De redactie heeft mij gevraagd te schrijven over internationale zaken en ontwikkelingen die ook relevant zijn voor Nederland. In mijn werk heb ik gemerkt dat veel vraagstukken verrassend universeel zijn, zeker voor de meer ontwikkelde landen als de VS, Spanje of Japan, maar ook voor wat in het internationale jargon de lagere en middeninkomenslanden heten (lower and middle-income countries of LMIC).
 
Ik heb de laatste jaren een heleboel geleerd, maar het leek mij aardig te beginnen met een vraagstuk waar ik de beste oplossing nog niet voor weet. Wat doe je als een supergemotiveerde vrijwilliger zich aandient met een GEWELDIG idee voor jouw organisatie, maar zonder de middelen (geld, menskracht) om dit idee uit te voeren? Hier zitten twee gevaren aan. Als je slecht nee kunt zeggen en te enthousiast reageert (mijn valkuil) kan het een hoop werk met zich brengen. Die tijd kun je niet in andere, al afgesproken activiteiten stoppen. Bovendien leidt, in mijn ervaring, slechts hooguit een op de tien ideeën tot een goed resultaat.
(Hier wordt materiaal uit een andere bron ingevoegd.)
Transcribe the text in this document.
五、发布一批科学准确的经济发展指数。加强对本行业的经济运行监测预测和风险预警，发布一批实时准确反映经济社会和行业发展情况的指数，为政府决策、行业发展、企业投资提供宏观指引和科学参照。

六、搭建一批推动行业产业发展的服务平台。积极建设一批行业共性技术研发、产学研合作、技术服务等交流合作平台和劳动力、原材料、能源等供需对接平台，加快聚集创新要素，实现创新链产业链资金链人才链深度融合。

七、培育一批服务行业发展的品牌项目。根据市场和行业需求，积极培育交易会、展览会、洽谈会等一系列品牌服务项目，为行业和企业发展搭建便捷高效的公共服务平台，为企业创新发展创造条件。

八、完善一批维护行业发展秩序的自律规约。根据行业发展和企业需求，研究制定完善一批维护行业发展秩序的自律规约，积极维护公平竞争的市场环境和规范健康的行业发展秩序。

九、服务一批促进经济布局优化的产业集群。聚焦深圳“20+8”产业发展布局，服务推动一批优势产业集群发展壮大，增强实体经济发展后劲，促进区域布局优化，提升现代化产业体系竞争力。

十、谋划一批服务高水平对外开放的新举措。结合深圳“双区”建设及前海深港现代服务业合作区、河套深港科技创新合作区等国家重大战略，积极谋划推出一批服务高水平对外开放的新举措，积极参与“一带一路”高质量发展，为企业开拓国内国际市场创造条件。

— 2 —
Maar als je de vraag negeert, kan je terecht arrogantie worden verweten en gaat de persoon op zoek naar iemand anders. In het ergste geval richt deze een concurrerende organisatie op. Ik ken voorbeelden van dat laatste.
 
Zijn er parameters om goede projecten te herkennen? Ik kan er twee bedenken. De eerste is dat het idee niet in steen gebeiteld is, maar nog verder kan worden ontwikkeld. In de loop der jaren heb ik heel wat suggesties en vragen gekregen om een goed product internationaal op de markt te brengen. Ik heb honderden boeken over dementie voorbij zien komen, tientallen films, documentaires en toneelstukken en zelfs een opera. Sommige daarvan zijn van hoge kwaliteit en kunnen overal ter wereld behulpzaam zijn (bijvoorbeeld de film ‘Still Alice’). Maar in de meeste gevallen is het erg lokaal bepaald en niet zo gemakkelijk te vertalen naar de situatie in een ander land.
 
Als iemand je in een vroeg stadium benadert en je suggesties kunt doen, wordt het gemakkelijker. Een goed voorbeeld is de documentaire ‘I remember better when I paint’ die ons benaderde voordat hij gemaakt was en een internationaal karakter kon krijgen met voorbeelden uit verschillende landen.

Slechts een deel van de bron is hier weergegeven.